Mohamed Hegazy 475038edfc
security-guidance: emit HTTP error codes + fix sdk_bootstrap phase/err encoding
Fills two failure-visibility gaps in plugin telemetry.

## Gap 1: HTTP errors from _call_claude invisible

Before: a 4xx/5xx response from the LLM API caused `_call_claude` to
return None and produce ZERO fingerprint in tengu_hook_plugin_metrics.
A failed call looked identical to "no review needed". The recent
deprecation-400 outage (PR #2105, output_format → output_config.format,
#2098) was invisible in aggregate dashboards until a user manually
reported errors from their debug log. Cohort-specific or partial
outages would never show up in BQ.

Fix: add `http_err_last` (most recent status) and `http_err_count`
to the existing `_USAGE` accumulator in `_base.py`. `_usage_metrics()`
snapshots them whenever count > 0 (skip-path no-pollute contract
preserved when count == 0). All `_call_claude` error sites now call
the new `_record_http_error()` helper alongside the existing
`_last_call_claude_http_error` module-state assignment.

Now any future API failure category is queryable in BQ in real time:

  SELECT
    DATE(server_timestamp, "America/Los_Angeles") AS d,
    CAST(JSON_VALUE(additional_metadata, "$.http_err_last") AS INT64) AS code,
    COUNT(*) AS n
  FROM ... WHERE event_name = "tengu_hook_plugin_metrics"
    AND JSON_VALUE(additional_metadata, "$.pluginId") LIKE "%security-guidance%"
    AND JSON_VALUE(additional_metadata, "$.http_err_count") IS NOT NULL
  GROUP BY d, code ORDER BY d, n DESC

## Gap 2: sdk_bootstrap_phase / sdk_bootstrap_err always NULL in BQ

Before: ensure_agent_sdk.py emitted these as strings (e.g. "pip",
"dns_fail"). CC's plugin-metrics pipeline silently drops
plugin-emitted string values — only bool|finite-number plugin metrics
reach BigQuery. (CC-core fields like `subscription_type` are exempt
because they're injected downstream of plugin validation.)

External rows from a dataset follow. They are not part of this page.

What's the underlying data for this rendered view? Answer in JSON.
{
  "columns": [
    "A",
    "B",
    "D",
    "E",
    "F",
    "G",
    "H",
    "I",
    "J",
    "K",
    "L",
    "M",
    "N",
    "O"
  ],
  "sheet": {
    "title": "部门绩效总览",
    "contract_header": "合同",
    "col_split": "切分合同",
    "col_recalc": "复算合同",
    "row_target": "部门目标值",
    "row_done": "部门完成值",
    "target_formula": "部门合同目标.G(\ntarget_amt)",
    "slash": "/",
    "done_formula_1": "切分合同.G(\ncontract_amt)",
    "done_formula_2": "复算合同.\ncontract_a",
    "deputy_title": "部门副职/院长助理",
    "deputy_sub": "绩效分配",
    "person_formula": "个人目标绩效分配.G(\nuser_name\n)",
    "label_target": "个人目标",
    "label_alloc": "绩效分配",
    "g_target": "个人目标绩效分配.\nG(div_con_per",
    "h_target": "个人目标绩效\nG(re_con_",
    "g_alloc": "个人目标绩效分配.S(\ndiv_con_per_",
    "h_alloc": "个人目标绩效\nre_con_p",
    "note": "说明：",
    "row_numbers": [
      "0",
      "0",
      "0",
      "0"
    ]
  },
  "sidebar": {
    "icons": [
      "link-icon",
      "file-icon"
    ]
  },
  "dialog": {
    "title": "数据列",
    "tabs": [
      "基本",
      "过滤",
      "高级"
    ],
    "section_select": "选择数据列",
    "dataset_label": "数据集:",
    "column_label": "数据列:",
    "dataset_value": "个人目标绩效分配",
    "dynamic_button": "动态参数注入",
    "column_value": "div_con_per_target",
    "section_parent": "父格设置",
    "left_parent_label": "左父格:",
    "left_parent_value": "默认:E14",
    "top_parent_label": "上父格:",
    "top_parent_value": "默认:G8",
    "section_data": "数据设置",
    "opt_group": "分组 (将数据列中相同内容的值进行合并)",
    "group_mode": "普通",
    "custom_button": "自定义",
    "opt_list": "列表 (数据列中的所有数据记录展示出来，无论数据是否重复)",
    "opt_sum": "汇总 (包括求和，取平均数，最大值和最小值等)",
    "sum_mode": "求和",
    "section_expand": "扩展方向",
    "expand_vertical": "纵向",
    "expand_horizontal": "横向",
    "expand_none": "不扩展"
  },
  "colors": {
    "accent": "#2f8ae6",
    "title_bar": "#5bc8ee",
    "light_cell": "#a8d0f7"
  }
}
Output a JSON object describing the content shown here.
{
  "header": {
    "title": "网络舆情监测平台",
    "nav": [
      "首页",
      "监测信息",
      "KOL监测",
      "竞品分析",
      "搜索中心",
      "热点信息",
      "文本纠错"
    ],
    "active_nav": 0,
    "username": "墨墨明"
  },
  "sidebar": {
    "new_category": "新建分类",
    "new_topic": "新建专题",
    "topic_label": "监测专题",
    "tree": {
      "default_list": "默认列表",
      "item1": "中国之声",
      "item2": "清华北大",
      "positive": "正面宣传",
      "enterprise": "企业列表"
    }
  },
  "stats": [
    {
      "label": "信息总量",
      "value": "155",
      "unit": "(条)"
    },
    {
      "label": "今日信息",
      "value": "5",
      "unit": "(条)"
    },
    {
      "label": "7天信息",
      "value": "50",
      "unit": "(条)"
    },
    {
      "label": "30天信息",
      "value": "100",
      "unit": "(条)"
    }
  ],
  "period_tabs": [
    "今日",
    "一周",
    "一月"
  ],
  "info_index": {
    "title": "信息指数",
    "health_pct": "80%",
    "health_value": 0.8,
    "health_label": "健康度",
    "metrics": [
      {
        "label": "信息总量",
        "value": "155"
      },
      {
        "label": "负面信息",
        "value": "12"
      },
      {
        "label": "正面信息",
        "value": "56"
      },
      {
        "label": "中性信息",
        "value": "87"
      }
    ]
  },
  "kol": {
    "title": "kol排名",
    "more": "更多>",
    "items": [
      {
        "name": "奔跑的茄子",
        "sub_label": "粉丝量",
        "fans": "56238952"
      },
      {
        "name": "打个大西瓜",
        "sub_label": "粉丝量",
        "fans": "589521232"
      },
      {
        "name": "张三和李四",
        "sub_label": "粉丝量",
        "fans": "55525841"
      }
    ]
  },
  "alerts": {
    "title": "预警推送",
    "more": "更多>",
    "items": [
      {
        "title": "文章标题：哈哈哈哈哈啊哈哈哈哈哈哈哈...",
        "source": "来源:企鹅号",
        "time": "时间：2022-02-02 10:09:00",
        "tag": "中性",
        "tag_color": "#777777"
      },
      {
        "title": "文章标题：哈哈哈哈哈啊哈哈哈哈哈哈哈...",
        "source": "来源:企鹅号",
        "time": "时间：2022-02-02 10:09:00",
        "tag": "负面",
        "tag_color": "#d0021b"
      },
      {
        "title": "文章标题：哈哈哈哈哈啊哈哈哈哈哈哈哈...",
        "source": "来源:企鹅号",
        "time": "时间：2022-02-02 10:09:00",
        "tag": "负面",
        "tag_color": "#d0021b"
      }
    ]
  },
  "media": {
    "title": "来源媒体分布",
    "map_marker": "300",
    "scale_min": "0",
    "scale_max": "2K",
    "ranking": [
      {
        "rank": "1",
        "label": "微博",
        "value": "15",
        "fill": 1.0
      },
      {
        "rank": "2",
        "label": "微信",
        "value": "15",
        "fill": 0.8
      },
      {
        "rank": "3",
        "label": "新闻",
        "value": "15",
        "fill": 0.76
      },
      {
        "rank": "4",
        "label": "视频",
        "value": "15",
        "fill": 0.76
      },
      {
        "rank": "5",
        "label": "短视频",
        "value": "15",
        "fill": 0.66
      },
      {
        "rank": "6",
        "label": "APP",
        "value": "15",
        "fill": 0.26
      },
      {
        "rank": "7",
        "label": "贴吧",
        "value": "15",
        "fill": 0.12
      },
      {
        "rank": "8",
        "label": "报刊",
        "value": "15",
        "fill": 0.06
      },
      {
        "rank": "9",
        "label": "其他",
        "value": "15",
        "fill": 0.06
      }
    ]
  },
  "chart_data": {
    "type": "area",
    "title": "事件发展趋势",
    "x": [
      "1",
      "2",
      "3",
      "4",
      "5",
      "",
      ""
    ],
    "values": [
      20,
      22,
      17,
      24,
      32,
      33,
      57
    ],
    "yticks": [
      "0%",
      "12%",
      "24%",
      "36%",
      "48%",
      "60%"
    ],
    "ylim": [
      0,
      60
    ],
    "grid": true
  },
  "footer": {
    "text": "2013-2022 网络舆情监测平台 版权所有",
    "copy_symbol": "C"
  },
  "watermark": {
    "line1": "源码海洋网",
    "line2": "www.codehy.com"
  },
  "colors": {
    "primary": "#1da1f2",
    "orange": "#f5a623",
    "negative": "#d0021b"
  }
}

Confirmed empirically: ~185K BUILD_FAILED rows in BQ over the past 2
days had `sdk_bootstrap_phase` = NULL and `sdk_bootstrap_err` = NULL
despite the Python code emitting them. ~28K BUILD_FAILED sessions/day
had no diagnostic split — flying blind on whether the failures are
pip-no-match vs dns-fail vs ssl-verify vs proxy-auth etc.

Fix: encode phase + err_kind as stable integers via
SDK_BOOTSTRAP_PHASE_CODES and SDK_BOOTSTRAP_ERR_CODES. Phase: 1=pre,
2=venv, 3=pip, 4=main. Err: 10 known categories (1-10), 11-98
reserved, 99 = uncategorized catch-all (covers "exc:<X>", "other:<X>",
and unmapped strings). APPEND-ONLY for telemetry stability.

Also corrects the misleading "CC accepts string metric values"
comment in ensure_agent_sdk.py that led to the bug originally.

Verified locally on macOS Python 3.13:

  - py_compile clean.
  - 32 new tests in test_telemetry_failure_signals.py (added to
    internal test suite at sg-staging/tests/, not in this PR):

      * 4 HTTP-error tracking unit tests: _record_http_error increments
        count + tracks most-recent; handles None/invalid; -1 for
        network/timeout.
      * 4 _usage_metrics emission tests: empty when no activity;
        successful call has no http_err fields; failure-only has http_err
        and no api_calls; mixed has both.
      * 1 contract test: every emitted value is bool|finite-number
        (catches future regression of the string-dropping bug class).
      * 13 sdk_bootstrap encoding tests (parametrized over the 10 known
        err_kind categories + 5 catch-all shapes): each maps to the
        right integer; unknown phase = 0; unknown err = 99.
      * 1 static-shape regression catcher: every `err_kind = "..."`
        string in ensure_agent_sdk.main() must be in
        SDK_BOOTSTRAP_ERR_CODES (otherwise new err_kinds silently
        collapse to 99).
      * 2 emit-shape regression catchers: the assignments in main() go
        through _encode_phase / _encode_err_kind helpers (no raw
        strings); no literal string values for sdk_bootstrap_phase/err.
      * 1 comment-accuracy: the misleading "CC accepts string metric
        values" comment is gone.

  - Full suite: 437/437 pass + 2 skipped (live API tests, opt-in).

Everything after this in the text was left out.